Structural, electronic, and charge transfer features for two kinds of MoS2/Cs2PbI4 interfaces with optoelectronic applicability: Insights from first-principles

Low-dimensional transitional metal sulfide and halide perovskite heterostructures have attracted considerable attention due to their wide applicability in optoelectronics. We present detailed research that combines two-dimensional MoS2 and Cs2PbI4 into heterostructures and investigate the electronic structure, charge carrier transfer, and optical properties of two kinds of heterostructures (1T-MoS2/Cs2PbI4 and 2H-MoS2/Cs2PbI4) based on density functional theory. It is predicted that both interfacial contacts for 1T-MoS2/Cs2PbI4 exhibit p-type Schottky contacts and the Schottky barrier heights of interfacial contacts can be largely tuned based on interfacial engineering.

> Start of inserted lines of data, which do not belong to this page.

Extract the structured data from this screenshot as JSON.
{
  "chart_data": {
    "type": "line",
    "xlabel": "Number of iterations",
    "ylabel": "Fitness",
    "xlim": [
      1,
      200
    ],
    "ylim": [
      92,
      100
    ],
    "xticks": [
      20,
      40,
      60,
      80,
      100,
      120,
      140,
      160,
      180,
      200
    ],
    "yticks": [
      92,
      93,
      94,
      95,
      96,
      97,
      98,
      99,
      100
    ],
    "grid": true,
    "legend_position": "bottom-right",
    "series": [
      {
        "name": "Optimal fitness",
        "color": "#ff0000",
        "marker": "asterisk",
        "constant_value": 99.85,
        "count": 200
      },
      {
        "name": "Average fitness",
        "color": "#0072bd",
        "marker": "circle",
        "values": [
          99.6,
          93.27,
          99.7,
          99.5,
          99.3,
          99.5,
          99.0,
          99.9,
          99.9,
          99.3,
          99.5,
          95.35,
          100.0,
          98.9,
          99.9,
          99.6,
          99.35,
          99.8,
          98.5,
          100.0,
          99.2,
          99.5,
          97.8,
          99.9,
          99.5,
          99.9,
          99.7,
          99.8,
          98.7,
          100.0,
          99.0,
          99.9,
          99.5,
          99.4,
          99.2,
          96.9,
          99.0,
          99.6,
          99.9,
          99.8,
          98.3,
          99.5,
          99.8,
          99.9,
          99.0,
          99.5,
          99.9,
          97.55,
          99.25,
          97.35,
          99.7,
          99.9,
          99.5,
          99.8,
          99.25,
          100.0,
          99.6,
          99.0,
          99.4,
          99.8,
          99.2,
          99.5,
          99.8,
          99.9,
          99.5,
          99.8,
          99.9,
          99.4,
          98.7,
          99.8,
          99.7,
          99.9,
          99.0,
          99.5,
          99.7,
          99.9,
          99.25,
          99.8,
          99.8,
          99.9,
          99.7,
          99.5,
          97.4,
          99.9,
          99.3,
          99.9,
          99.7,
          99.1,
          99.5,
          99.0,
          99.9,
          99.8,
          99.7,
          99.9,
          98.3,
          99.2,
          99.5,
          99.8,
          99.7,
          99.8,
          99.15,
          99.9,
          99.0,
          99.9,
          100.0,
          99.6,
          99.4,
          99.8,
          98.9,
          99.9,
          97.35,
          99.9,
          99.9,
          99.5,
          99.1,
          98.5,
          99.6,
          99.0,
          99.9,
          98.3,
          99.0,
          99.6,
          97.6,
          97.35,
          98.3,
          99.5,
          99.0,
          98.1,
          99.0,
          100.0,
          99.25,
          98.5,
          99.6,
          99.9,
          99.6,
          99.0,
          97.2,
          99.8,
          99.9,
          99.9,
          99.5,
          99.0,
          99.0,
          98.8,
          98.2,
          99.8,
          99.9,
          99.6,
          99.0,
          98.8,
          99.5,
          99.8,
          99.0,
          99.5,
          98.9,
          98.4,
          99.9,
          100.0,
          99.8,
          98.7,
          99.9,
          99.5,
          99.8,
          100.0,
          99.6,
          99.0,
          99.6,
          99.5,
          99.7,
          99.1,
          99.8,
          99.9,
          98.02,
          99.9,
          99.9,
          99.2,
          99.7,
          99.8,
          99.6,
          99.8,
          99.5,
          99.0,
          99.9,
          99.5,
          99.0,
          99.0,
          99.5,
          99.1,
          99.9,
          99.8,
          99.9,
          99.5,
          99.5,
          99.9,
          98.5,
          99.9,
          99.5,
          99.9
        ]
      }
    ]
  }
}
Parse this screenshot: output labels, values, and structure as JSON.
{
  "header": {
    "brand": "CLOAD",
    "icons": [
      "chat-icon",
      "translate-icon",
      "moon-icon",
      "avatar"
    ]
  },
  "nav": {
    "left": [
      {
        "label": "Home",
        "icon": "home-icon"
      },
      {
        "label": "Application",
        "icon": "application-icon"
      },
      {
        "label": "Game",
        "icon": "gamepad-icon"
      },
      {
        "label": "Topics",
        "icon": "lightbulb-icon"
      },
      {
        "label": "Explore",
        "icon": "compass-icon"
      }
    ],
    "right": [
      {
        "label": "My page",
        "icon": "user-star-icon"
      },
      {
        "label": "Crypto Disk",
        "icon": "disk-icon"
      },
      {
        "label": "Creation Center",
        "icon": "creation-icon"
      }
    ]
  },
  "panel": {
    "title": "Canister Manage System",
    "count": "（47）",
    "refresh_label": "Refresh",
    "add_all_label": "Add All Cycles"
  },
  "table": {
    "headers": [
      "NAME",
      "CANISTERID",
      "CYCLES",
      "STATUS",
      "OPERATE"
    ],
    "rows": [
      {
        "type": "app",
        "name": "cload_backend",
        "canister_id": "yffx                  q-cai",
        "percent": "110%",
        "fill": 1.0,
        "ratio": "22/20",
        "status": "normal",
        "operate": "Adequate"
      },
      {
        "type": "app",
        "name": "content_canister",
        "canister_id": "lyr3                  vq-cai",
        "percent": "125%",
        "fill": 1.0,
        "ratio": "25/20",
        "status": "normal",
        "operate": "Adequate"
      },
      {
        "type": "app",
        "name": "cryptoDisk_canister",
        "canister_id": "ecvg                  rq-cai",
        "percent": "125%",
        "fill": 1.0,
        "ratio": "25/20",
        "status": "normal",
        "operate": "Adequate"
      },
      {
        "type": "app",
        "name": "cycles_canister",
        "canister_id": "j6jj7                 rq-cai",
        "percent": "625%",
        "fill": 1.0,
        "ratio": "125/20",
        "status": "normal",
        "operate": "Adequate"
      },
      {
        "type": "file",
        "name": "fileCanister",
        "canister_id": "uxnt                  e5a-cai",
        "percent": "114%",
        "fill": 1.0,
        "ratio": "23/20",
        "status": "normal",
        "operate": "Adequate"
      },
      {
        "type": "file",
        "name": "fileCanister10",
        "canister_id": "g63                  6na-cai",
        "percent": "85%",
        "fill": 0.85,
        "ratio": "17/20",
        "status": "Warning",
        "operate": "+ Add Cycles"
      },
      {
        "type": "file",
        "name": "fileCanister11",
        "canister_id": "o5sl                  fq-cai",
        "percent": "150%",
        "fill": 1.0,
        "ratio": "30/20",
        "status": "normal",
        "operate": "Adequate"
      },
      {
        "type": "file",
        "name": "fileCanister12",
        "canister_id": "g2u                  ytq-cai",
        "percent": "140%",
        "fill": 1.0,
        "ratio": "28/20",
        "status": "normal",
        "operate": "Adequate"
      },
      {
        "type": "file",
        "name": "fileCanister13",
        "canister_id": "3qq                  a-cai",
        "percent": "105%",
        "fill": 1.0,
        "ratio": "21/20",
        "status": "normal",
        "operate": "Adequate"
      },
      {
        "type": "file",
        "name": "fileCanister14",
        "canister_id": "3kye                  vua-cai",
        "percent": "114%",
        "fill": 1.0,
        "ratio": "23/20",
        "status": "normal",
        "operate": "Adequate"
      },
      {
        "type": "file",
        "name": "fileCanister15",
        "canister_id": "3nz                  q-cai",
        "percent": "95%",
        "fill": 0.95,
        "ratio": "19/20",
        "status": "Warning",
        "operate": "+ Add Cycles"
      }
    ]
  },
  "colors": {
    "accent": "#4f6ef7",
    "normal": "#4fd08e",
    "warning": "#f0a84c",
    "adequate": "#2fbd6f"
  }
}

The 2H-MoS2/Cs2PbI4 heterostructure demonstrates type II band alignment, which can effectively enhance photogenerated carrier separation and optical absorption coefficients. The tunable Schottky barrier heights in 1T-MoS2/Cs2PbI4 and the type II band alignment in the 2H-MoS2/Cs2PbI4 heterostructure would provide the potential application in future designs of field effect transistor and photovoltaic applications.